New treatments are also on the horizon. In 2024, Mount Sinai intends to launch a clinical trial to test a gene editing technique using CRISPR to splice mutations out of the TTR gene. Another novel treatment under investigation takes an immunological approach, delivering an antibody-like molecule that binds to amyloid already deposited in tissues and flags it for the immune system to clear away. The treatment is being tested in Europe, Dr. Pinney says, and Mount Sinai researchers hope to launch a trial to study it in the United States soon. “This is an exciting approach that may actually leach the damaging protein out of the body’s tissues,” he says.

The development of new treatments has led to a push for earlier diagnosis. “Existing drugs are most effective when they’re started early, at the least symptomatic stages of disease,” Dr. Kontorovich says. To enable earlier diagnosis, she and her colleagues at the Center for Inherited Cardiovascular Diseases are developing novel methods for identifying hATTR at earlier stages than existing tests can detect. In one line of research, her team is working to improve diagnosis with PET scans using nuclear tracers that attach to amyloid. In another project, she seeks to identify blood biomarkers associated with early disease.
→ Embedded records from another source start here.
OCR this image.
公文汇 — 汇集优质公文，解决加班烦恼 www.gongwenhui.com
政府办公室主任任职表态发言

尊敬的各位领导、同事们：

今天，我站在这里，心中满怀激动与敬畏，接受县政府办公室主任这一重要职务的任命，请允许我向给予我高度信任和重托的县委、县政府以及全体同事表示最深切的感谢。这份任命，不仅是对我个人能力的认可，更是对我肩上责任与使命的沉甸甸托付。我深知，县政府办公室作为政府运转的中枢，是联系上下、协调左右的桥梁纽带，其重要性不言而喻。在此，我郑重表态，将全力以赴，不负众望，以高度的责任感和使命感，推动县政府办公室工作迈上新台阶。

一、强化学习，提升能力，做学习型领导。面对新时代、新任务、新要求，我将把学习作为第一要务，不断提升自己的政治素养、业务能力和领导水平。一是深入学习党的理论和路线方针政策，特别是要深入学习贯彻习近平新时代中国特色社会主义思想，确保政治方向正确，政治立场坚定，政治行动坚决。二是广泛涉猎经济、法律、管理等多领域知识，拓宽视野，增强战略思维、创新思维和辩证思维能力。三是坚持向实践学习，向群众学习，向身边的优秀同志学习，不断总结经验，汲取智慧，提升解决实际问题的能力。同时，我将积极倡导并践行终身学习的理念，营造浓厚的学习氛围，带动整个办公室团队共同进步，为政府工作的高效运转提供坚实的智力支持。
Her efforts outside the laboratory are just as impactful. Dr. Kontorovich and her team participate in public events and town halls to educate community members about hATTR risk. In collaboration with the Institute for Health Equity Research at Mount Sinai, the team is launching a project to study and address the barriers to improving genetic testing for TTR. The community-based genetic screening study will provide education, genetic counseling, and genetic testing at health fairs and senior centers. The research team will collect survey data from participants and hold focus groups to assess the effectiveness of their genetic counseling efforts and genetic testing outcomes.

“This genetic variant significantly increases the risk of heart failure. People with African American and Hispanic backgrounds deserve to be educated about their risk,” Dr. Kontorovich says.

By raising awareness, expanding access to genetic testing, and developing new tests and treatments, Mount Sinai is improving outcomes for people with hATTR in New York City and beyond. The Health System is a leader in this because of its diverse patient population and commitment to collaboration, Dr. Kontorovich says. Experts from the Mount Sinai Fuster Heart Hospital are partnering with groups at Mount Sinai, including the Institute for Genomic Health and the Institute for Health Equity Research, to ensure that research findings translate to greater awareness and better outcomes for patients.

The treatment landscape for transthyretin amyloidosis is changing rapidly, Dr. Pinney says. “It’s been an amazing ride over the last 10 years, and 10 years from now, the field will be completely transformed,” he predicts. “There is hope that we can change this from a severely debilitating and life-threatening chronic illness into a medical condition that can be managed and, in some cases, cured.”